Składniki (na około 8-10 gołąbków- w zależności od wielkości kapusty):
- główka młodej kapusty
- 400 g mięsa mielonego (u mnie uprzednio zmielona szynka wieprz.)
- 1 cebula pokrojona w kostkę i zesmażona na maśle klarowanym
- 50 g ryżu (u mnie jaśminowy)
- sos sojowy (u mnie-jasny), pieprz kolorowy, odrobina kuminu
Sos:
- 1 kg pomidorów malinowych (u mnie- lokalne, z Zawady)
- 1 łyżka oliwy z oliwek
- 2-3 ząbki czosnku uprzednio przeciśniętego przez praskę
- 3-4 łyżki domowego przecieru pomidorowego
- sól, pieprz (u mnie- ziołowy), świeża bazylia
Główkę kapusty myję, usuwam pierwsze brzydkie liście. Wycinam kłąb i parzę we wrzącej osolonej wodzie około 8 minut- aż liście będą miękkie. Sparzoną kapustę wyciągam na sito, dzielę na liście. Z liści usuwam twarde nerwy.
Ryż gotuję w osolonej wodzie około 5-7 minut- ma być półtwardy- będzie się później dusił w gołąbkach i "dojdzie".
Mięso, wraz z ryżem, cebulą i przyprawami mieszam na jednolitą masę.

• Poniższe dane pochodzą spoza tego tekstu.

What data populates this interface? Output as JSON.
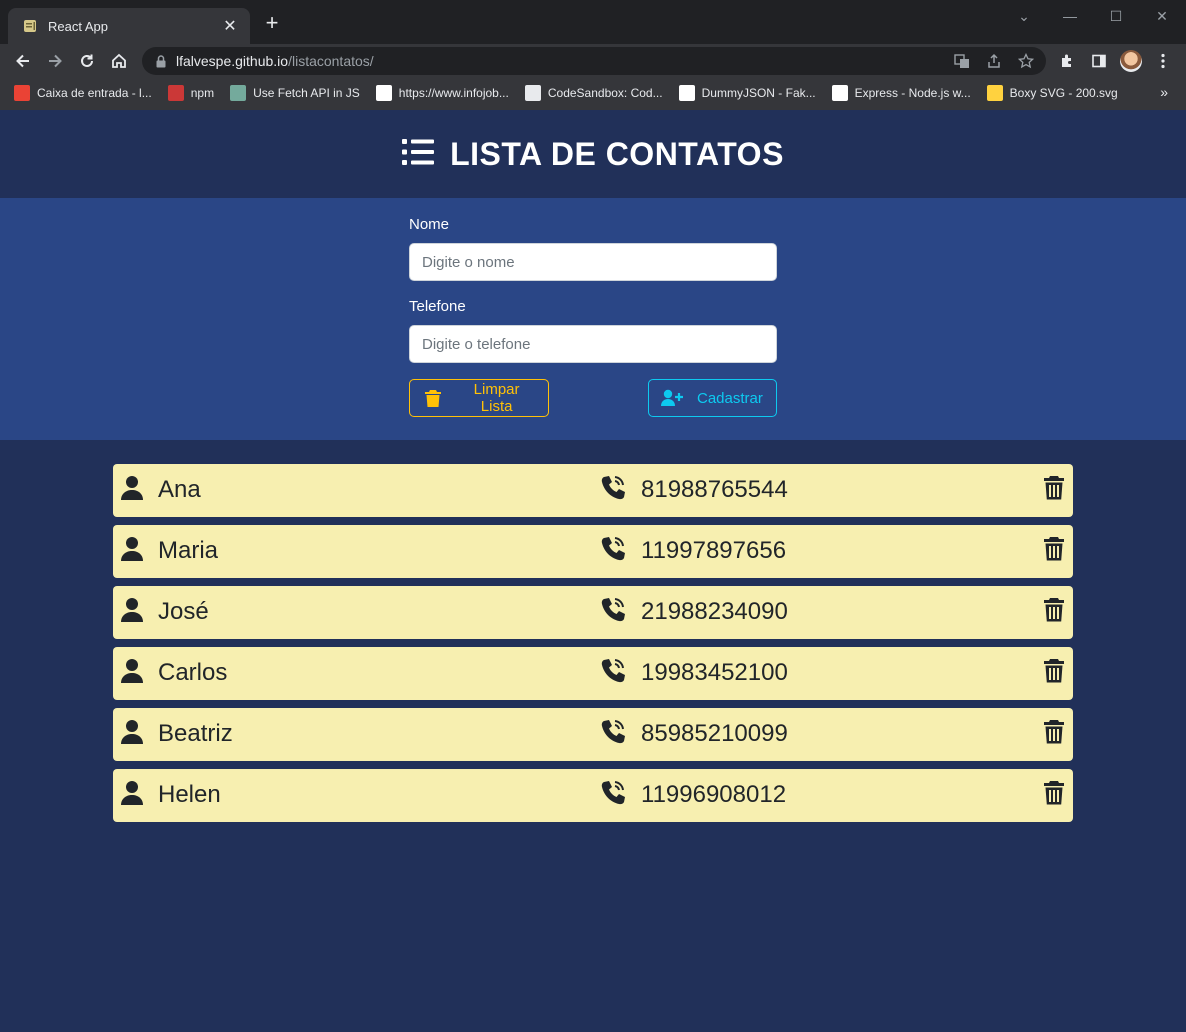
{
  "browser": {
    "tab_title": "React App",
    "url_host": "lfalvespe.github.io",
    "url_path": "/listacontatos/",
    "bookmarks": [
      {
        "label": "Caixa de entrada - l...",
        "icon": "gmail-icon",
        "color": "#ea4335"
      },
      {
        "label": "npm",
        "icon": "npm-icon",
        "color": "#cb3837"
      },
      {
        "label": "Use Fetch API in JS",
        "icon": "chatgpt-icon",
        "color": "#74aa9c"
      },
      {
        "label": "https://www.infojob...",
        "icon": "infojobs-icon",
        "color": "#ffffff"
      },
      {
        "label": "CodeSandbox: Cod...",
        "icon": "codesandbox-icon",
        "color": "#e8eaed"
      },
      {
        "label": "DummyJSON - Fak...",
        "icon": "dummyjson-icon",
        "color": "#ffffff"
      },
      {
        "label": "Express - Node.js w...",
        "icon": "express-icon",
        "color": "#ffffff"
      },
      {
        "label": "Boxy SVG - 200.svg",
        "icon": "boxy-svg-icon",
        "color": "#ffd23f"
      }
    ]
  },
  "app": {
    "title": "LISTA DE CONTATOS",
    "form": {
      "name_label": "Nome",
      "name_placeholder": "Digite o nome",
      "name_value": "",
      "phone_label": "Telefone",
      "phone_placeholder": "Digite o telefone",
      "phone_value": "",
      "clear_label": "Limpar Lista",
      "add_label": "Cadastrar"
    },
    "contacts": [
      {
        "name": "Ana",
        "phone": "81988765544"
      },
      {
        "name": "Maria",
        "phone": "11997897656"
      },
      {
        "name": "José",
        "phone": "21988234090"
      },
      {
        "name": "Carlos",
        "phone": "19983452100"
      },
      {
        "name": "Beatriz",
        "phone": "85985210099"
      },
      {
        "name": "Helen",
        "phone": "11996908012"
      }
    ],
    "colors": {
      "header_bg": "#213059",
      "form_bg": "#2a4686",
      "row_bg": "#f7efb0",
      "warning": "#ffc107",
      "info": "#0dcaf0"
    }
  }
}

Tak zrobionym farszem nadziewam gołąbki. Misę Multicookera smaruję odrobiną oleju kokosowego i układam w niej gołąbki. Ustawiam program "Duszenie" i czas 70 minut.
Pomidory sparzam we wrzątku, usuwam z nich skórę i gniazda nasienne, a następnie kroję je w kostkę.
Na patelni rozgrzewam oliwę wraz z czosnkiem, dodaję pomidory i całość duszę około 10 minut. Następnie dodaję przecier, całość mieszam i doprawiam do smaku.
Tak przygotowanym sosem polewam gotowe gołąbki.